Pembelaan Pihak Fariz RM: Bicara Berdasarkan Fakta
Menanggapi langkah hukum yang diambil oleh pihak lawan, Deolipa Yumara selaku kuasa hukum Fariz RM memberikan respons yang cukup menohok. Ia menegaskan bahwa kliennya tidak pernah melakukan pencemaran nama baik seperti yang dituduhkan. Menurut Deolipa, segala pernyataan yang dilontarkan Fariz RM adalah sebuah realitas hukum yang memang terjadi.
“Pencemaran nama baik itu terjadi jika yang diceritakan bukan sebuah fakta. Dalam hal ini, Fariz RM hanya mengungkapkan fakta-fakta terkait persoalan hak cipta. Jika yang disampaikan adalah kebenaran, maka unsur pencemaran itu tidak terpenuhi,” tegas Deolipa saat memberikan keterangan di Polres Metro Jakarta Selatan.

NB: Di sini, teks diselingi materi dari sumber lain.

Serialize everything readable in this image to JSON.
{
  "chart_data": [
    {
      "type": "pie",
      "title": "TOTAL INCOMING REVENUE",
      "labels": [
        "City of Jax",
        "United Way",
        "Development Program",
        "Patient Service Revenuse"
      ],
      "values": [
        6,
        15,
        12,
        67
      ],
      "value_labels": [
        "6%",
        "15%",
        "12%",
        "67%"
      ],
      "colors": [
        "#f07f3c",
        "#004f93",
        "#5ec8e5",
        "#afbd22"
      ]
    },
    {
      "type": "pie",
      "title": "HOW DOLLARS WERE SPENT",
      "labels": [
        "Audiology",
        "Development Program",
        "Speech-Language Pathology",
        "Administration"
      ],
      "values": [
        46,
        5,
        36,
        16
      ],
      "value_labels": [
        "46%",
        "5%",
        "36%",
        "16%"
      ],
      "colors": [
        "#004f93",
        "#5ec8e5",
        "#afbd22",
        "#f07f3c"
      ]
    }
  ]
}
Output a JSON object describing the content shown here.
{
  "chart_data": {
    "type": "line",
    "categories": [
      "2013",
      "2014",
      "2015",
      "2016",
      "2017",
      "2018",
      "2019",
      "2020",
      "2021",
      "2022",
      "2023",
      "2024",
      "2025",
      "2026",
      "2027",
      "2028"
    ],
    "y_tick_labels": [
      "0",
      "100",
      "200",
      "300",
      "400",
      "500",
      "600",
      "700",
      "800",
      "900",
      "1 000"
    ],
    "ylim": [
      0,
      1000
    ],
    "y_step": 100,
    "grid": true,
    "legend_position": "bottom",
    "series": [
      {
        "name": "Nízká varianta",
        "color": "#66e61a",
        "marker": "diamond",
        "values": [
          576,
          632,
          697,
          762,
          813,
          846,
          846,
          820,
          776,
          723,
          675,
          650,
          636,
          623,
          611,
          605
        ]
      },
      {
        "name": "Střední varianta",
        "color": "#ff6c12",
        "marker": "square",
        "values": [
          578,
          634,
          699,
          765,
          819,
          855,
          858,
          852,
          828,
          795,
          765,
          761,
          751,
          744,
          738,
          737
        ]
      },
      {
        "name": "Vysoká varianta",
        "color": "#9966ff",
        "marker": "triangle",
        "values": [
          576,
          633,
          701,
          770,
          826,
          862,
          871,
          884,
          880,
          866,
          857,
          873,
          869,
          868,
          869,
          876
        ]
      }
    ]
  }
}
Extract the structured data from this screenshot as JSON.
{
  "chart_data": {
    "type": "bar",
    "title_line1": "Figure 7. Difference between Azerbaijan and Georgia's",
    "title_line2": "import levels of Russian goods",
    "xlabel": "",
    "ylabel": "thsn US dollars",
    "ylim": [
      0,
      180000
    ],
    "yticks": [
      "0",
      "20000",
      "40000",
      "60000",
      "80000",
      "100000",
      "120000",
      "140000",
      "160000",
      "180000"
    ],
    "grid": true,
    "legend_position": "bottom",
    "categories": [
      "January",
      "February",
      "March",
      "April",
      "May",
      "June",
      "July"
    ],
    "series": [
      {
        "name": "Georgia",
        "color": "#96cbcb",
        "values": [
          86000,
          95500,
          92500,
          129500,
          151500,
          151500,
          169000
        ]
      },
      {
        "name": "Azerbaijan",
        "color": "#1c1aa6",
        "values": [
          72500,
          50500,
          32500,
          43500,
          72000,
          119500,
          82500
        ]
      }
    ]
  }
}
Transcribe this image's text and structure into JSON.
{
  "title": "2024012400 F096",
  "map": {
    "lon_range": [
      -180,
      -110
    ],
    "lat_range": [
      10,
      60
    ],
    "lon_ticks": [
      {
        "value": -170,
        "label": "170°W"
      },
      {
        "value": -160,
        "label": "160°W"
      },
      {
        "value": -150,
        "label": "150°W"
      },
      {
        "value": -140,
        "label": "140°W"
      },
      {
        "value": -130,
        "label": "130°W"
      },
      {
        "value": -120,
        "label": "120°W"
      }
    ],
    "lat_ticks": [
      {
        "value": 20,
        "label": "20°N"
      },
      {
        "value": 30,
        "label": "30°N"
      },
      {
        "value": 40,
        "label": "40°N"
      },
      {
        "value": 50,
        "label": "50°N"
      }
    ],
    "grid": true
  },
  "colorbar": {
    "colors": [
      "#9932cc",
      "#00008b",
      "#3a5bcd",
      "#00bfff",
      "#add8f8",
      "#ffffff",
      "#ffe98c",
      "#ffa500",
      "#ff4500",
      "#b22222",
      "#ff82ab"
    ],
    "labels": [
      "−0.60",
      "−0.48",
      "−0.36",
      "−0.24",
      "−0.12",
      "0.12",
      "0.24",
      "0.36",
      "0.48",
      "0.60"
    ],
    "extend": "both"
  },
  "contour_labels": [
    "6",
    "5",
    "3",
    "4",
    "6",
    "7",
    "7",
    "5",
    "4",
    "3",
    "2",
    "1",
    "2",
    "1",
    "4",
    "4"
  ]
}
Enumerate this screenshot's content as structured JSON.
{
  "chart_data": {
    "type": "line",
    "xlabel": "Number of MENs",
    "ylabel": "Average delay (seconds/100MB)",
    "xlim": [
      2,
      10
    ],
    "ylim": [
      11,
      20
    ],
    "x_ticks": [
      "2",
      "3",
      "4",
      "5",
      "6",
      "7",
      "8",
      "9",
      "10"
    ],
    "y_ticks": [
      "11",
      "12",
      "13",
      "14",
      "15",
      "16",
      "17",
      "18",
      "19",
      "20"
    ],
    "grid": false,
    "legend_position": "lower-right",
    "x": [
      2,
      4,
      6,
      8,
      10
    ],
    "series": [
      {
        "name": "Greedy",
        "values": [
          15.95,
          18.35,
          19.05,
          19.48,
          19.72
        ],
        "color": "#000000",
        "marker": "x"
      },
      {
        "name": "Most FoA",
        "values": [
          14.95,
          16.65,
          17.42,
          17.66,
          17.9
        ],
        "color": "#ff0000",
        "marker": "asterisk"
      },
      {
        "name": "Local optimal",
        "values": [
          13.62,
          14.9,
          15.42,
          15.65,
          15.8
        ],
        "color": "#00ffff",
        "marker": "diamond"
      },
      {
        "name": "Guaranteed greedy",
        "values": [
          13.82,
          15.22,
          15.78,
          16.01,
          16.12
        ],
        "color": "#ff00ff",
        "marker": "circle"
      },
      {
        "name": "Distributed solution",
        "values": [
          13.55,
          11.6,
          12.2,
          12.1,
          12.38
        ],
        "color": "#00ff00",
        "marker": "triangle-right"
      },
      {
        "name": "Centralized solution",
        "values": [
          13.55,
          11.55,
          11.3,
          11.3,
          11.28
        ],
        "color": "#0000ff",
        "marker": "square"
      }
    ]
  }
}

Lebih lanjut, Deolipa menyoroti inti persoalan yang menurutnya merupakan kesalahan prosedur dalam perizinan lagu. Ia menyebut bahwa izin yang dikantongi oleh Syahravi diduga tidak berasal dari pemegang kekayaan intelektual yang sah. Inilah yang menjadi dasar Fariz RM melakukan protes keras hingga berujung pada pelaporan kepolisian.
Fariz RM Pilih Tetap Tenang dan Fokus pada Proses Hukum
Meski situasi kian meruncing, sang maestro Fariz RM dikabarkan tetap tenang menghadapi serangan balik tersebut. Alih-alih merasa terancam, pelantun lagu “Sakura” ini memilih untuk mengikuti alur hukum yang sedang berjalan dengan kepala dingin.
“Beliau biasa saja, sangat santai. Karena Fariz RM merasa apa yang diucapkannya memiliki landasan yang kuat. Perkara ini akan terus berlanjut hingga ada titik terang,” ujar Deolipa. Pengacara eksentrik ini juga sempat melontarkan analogi santai bahwa aksi saling lapor dalam dunia hukum adalah hal yang lumrah terjadi di tengah masyarakat kita.
Misi Edukasi di Balik Ketegasan Hukum
Langkah hukum yang diambil oleh Fariz RM diklaim bukan sekadar mencari kemenangan pribadi, melainkan demi memberikan edukasi musik bagi industri kreatif di Indonesia. Fariz RM ingin para pelaku seni memiliki kesadaran tinggi untuk menghormati karya-karya orisinal dan mengikuti mekanisme hukum yang benar dalam penggunaan lagu.
Namun, Deolipa juga memberikan peringatan halus. Menurutnya, jika niat baik untuk meluruskan masalah hak cipta ini terus dibalas dengan perlawanan hukum yang dianggap tidak relevan, Fariz RM tidak akan segan untuk bersikap lebih tegas. “Fariz RM itu punya prinsip yang keras, sekeras musik yang ia mainkan. Jika ditantang, beliau tentu tidak akan mundur,” pungkasnya.